The agent is deliberately bounded to eight plan steps, twelve tool calls, two replans, two transient retries per tool, and a 90-second runtime budget. Structured model output is schema-validated, with one controlled JSON-repair attempt when required.
Model layer
The Slack application calls a Cloudflare Worker model gateway instead of distributing model credentials in the app. The gateway supports Gemini through Vertex AI and an OpenAI-compatible route selected by workspace configuration. The model produces structured planning decisions and evidence-aware synthesis; deterministic application code remains responsible for policy enforcement, budgets, approval state, idempotency, and external writes.
Connector layer
Cue has a capability-oriented connector system:
- Slack supplies conversations, threads, user context, timezone data, and the final interaction surface.

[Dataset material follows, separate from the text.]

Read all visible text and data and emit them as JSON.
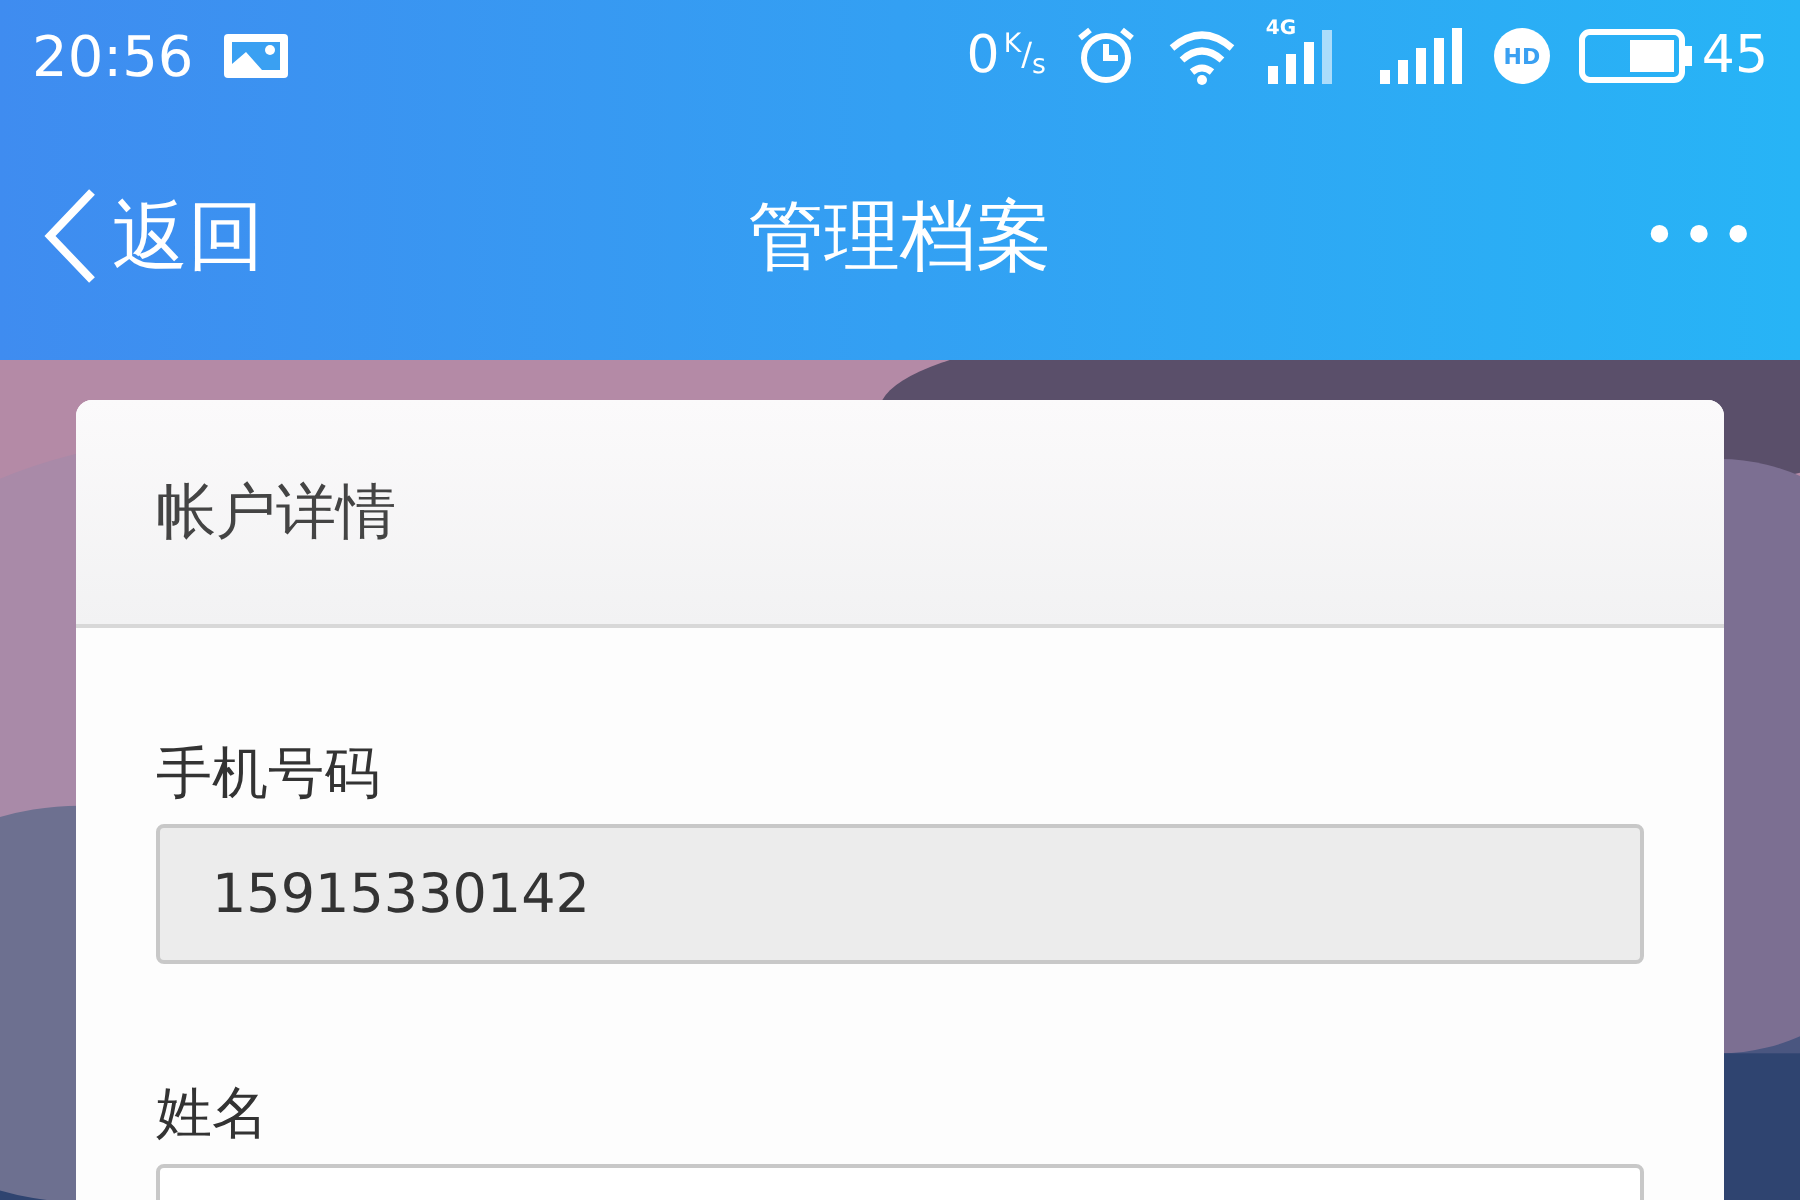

- GitHub App + Octokit provide repository reads, safe change planning, branch creation, atomic commits, draft pull requests, and check observation.
- Model Context Protocol provides a common boundary for services such as Linear, Notion, PostHog, and future enterprise tools.
- Agent Reach provides an adapter boundary for public web and social context when a skill requires external signals.
- A connector catalog records provider maturity, capability groups, endpoints, policies, and safe defaults.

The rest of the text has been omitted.